There is some basic misunderstanding of American religious history in the OP. First of all, there has not been a uniform amount of public display of Christian revivalism in American life. (It was always there under the surface, but it wasn’t out there in public as much.) There have been four major waves where Christians were outspoken in American public life, each about 90 years apart:
The First Great Awakening in about 1730
The Second Great Awakening in about 1820
The Fundamentalist Movement in about 1910
The Religious Right in about 2000
The Lord of the Rings came out in 1954 and 1955, and this was a low point in Christian revivalism in the U.S. They weren’t making any big deal about any particular book at the time. The 1950’s were generally not a period of religious controversy in the U.S. Oh, it was assumed that you went to church or synagogue or whatever, but it was considered distinctly low-class to make a big deal of your faith.
Second, the brouhaha about the Harry Potter books was possible only because they were getting immense amounts of publicity as they were published. Why would Fundamentalists waste their time complaining about The Lord of the Rings, which was very little known for the first decade after it was published? The counter-reaction that The Lord of the Rings has gotten only came in the 2000’s, after the Harry Potter books came out (and the same is true of The Chronicles of Narnia). There was no Christian reaction to The Lord of the Rings in the 1950’s.

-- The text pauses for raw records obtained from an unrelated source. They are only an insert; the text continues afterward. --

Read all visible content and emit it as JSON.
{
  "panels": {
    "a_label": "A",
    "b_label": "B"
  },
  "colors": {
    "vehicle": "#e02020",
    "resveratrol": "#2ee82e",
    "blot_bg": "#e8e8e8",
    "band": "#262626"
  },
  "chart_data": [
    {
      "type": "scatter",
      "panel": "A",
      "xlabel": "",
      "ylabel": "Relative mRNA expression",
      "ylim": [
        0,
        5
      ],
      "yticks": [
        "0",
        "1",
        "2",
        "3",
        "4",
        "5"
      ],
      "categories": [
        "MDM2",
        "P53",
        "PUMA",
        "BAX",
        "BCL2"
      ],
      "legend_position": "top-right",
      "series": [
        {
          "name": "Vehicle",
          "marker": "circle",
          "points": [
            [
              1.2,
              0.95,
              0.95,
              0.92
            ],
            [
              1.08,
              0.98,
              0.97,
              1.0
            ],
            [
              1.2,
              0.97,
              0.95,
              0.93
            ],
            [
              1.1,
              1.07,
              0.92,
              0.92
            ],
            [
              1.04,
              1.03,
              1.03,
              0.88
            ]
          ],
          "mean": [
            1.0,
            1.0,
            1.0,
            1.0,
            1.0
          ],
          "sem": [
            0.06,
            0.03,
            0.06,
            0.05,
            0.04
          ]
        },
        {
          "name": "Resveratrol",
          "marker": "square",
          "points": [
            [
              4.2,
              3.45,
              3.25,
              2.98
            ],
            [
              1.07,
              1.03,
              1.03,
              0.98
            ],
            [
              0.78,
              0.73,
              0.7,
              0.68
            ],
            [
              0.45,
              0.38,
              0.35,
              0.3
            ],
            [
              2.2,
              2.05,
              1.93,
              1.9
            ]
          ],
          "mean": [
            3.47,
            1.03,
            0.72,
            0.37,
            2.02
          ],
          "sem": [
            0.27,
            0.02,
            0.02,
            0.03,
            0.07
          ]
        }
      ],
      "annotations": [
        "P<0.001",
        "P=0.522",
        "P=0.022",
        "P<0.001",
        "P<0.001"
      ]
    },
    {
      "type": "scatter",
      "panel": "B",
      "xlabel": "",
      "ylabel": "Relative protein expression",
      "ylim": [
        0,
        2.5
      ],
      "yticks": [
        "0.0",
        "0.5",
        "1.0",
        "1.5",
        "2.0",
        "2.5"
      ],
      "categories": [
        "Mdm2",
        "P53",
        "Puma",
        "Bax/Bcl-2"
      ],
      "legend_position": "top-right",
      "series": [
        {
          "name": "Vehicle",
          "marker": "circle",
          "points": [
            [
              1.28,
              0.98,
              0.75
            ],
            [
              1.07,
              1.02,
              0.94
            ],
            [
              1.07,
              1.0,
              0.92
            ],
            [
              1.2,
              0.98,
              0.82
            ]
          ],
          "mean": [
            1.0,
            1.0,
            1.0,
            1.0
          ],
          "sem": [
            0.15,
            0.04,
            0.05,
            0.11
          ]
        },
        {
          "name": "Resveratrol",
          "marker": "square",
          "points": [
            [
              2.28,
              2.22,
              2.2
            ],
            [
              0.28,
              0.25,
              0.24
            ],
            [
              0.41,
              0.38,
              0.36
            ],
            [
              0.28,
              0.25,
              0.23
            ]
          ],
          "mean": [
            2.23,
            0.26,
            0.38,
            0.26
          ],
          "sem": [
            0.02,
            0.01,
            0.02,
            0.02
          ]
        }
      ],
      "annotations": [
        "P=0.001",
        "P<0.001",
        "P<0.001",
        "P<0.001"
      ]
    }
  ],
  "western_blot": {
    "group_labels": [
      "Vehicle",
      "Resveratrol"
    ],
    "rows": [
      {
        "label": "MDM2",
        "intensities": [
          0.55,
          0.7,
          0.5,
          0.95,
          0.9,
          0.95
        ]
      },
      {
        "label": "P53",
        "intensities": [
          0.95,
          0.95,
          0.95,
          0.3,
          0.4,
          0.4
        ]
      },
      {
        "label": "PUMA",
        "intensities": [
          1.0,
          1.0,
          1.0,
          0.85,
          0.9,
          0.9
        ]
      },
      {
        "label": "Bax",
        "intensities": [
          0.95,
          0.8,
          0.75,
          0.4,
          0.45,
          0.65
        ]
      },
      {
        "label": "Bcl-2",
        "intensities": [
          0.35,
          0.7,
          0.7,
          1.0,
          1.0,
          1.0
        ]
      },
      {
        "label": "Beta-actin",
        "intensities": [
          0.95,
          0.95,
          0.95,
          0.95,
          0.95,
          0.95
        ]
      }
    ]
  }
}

Incidentally, I wouldn’t call Tolkien ultraconservative in any sense. Yes, he was a devout Catholic. I can’t think of any way in which he was more religiously reactionary than any random devout British Catholic of the time.
I can. He was reluctant to change with the times:
When my family visited Kentucky in 1971, they introduced me to a woman who had read The Lord of the Rings. I was considered unusual for having read it (way back then), and it seemed natural for me to meet someone who was unusual in the same way. She said, in her Kentucky drawl, “Oh that’s the hippies’ Bible.” That was all she’d say about it. “That’s the hippies’ Bible.”
The passage you quote, Johanna, is by a writer named Bradley Birzer, and I don’t consider him to be a very good scholar of Tolkien. (How, you might ask, could I know who is a good scholar of Tolkien? Well, since 1972 I’ve belonged to the Mythopoeic Society, a major scholarly organization for Inklings study. I’ve gone to their annual conferences since 1977, and I chaired the conference in 1994. I just got back from the annual conference this week. I’ve never published or lectured on Tolkien, I admit, but I do have some knowledge of who are the important Tolkien scholars.) Will you at least accept my claim that there is some doubt as to Birzer’s credibility on this subject? Birzer wants very much to emphasize the Catholic nature of The Lord of the Rings. He’s willing to overstate his case, I think. In any case, I don’t think that being unhappy with the new mass (assuming that that really happened) is sufficient to make him an ultra-conservative.
(Oh, and since 1987 I’ve belong to the (British) Tolkien Society.)
I remember a certain amount of the same attitude toward Tolkien as you do. I occasionally would see Tolkien portrayed as a hero to hippies in the late 1960’s and early 1970’s. On the other hand, I grew up in a rural area where people didn’t read that much, and I don’t remember then as ever having an opinion, good or bad, about Tolkien.